New clubs on campus foster environment for everyone


On-campus clubs return with full force this school year. The old and new clubs built a community of acceptance for all students.

To bounce back from a year of unusual attendance and abrupt scheduling, clubs have been vigorously advertising to students and electing officers. The variety of clubs offered ranges from sports to fine arts, accommodating every student’s interests. 

To get more students involved, the school hosts Club Rush: a week where students can sign up for clubs. This year’s club rush welcomed several of new clubs, including Just Dance, GSA, Harry Potter Club, and Teenage Republicans. 

Just Dance is a new club on campus this year. Club founder junior Ella Hanks started the club to promote a community where people move and dance together. “I started the club because I thought it would be a fun thing to do. It’s always fun when you’re with a group of people who are not afraid to embarrass themselves,” said Hanks. The club does not keep track of scores or compete with each other; the purpose of the club is to get active and moving. “I have a group of friends that love Just Dance, so we started the club to spread the joy,” said Hanks. 

In order to include students of all backgrounds, the GSA (gay-straight alliance) club has been formed; they meet in room C307. “The community is really nice. It’s a lot of people, and we all have something in common, so we can kind of relate that way. We’re doing a lot of team building in GSA,” said club member sophomore Lucy Salange. GSA started as a support group; when the group gained popularity, it was made into a club. 

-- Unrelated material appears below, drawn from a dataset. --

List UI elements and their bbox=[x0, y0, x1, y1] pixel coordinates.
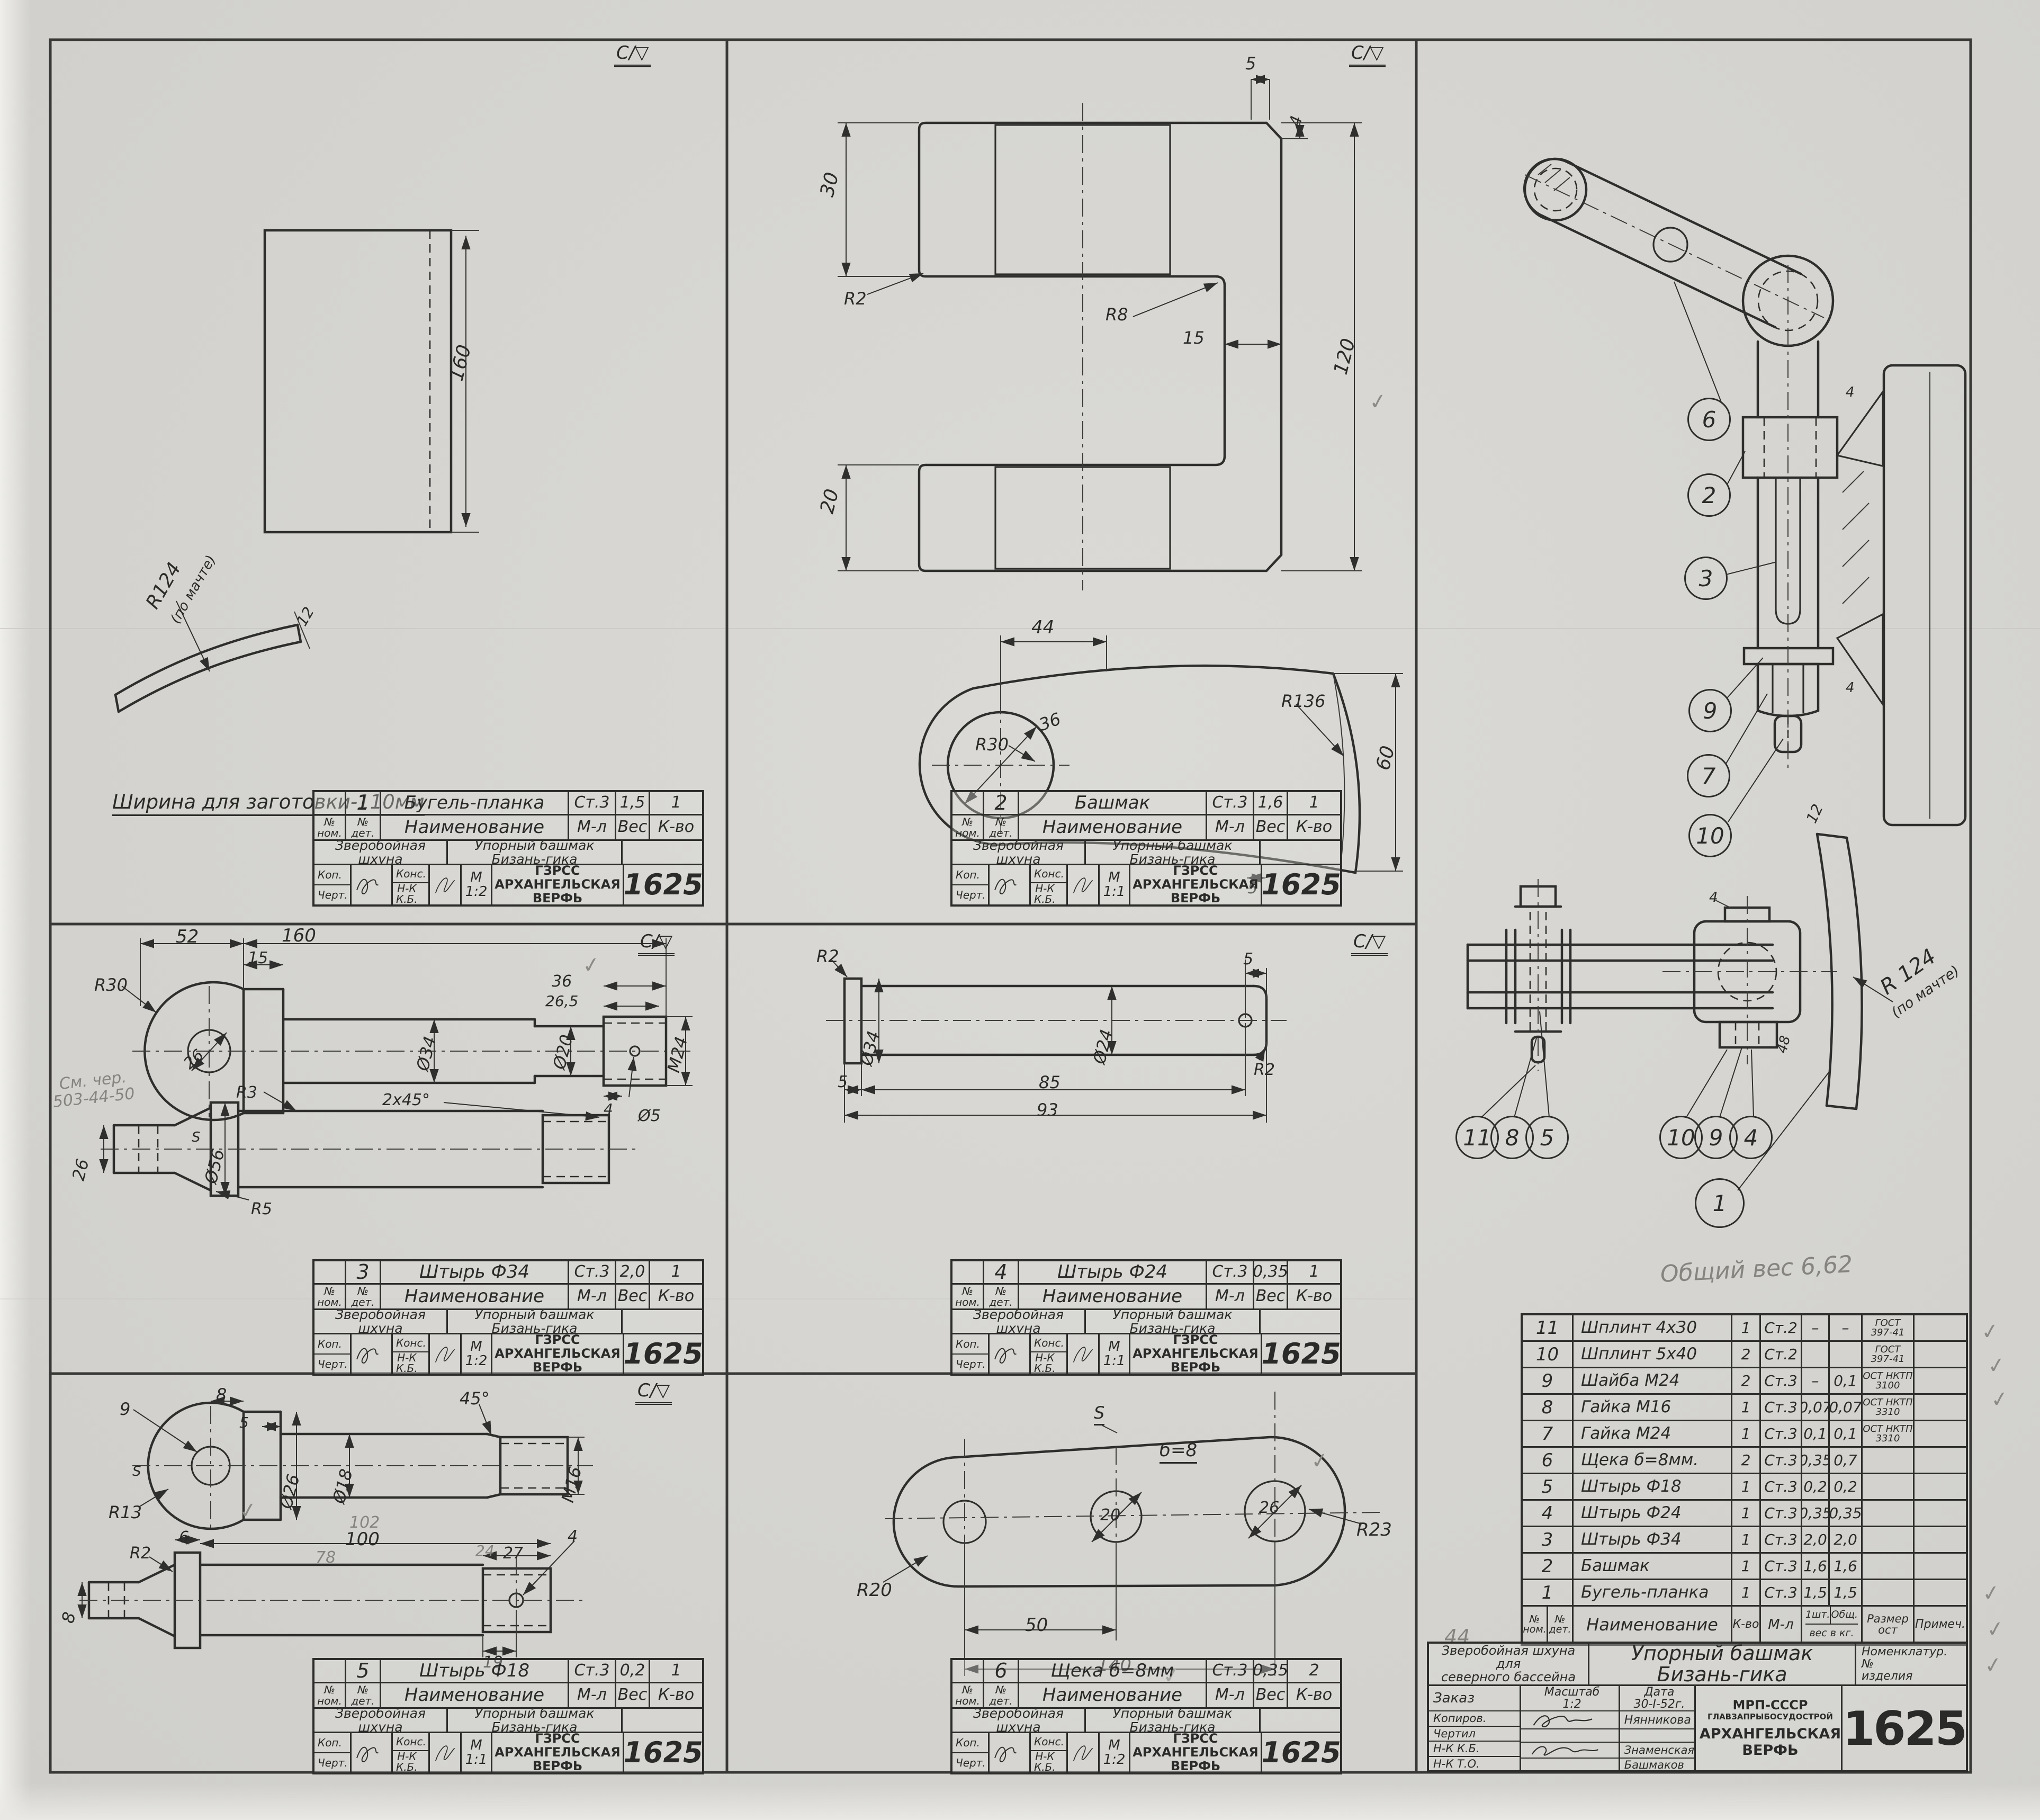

This school year welcomes the return of Harry Potter Club, which was a prominent club in past years. Harry Potter Club is focused on being both a social club as well as a service club. The club meets in room C307 “There are a lot of kids that share the same interest in Harry Potter, and they want to give back to the school,” said club sponsor Madi Long-Blanchard. Long-Blanchard believes that this club will help students create connections that last beyond high school. The Harry Potter Club plans to host a number of activities such as movie nights, book drives, and a sorting ceremony for the members of the club. 

The purpose of the Teenage Republican Club is to promote conservative values on campus. The club meets in the North Pod of the Auditorium. “I joined the club because I felt that there wasn’t a large voice for conservative ideals on campus,” said senior Tate Infanger. The members want to create a space for people to come together and talk and bring more conservative values to campus. 

Whether students want to make a change in the environment or build up their college applications, clubs are open to them. Depending on the club, being involved at school has little to no cost and can create a different atmosphere for the rest of high school. Clubs are an opportunity for students with similar interests to become more involved in the school.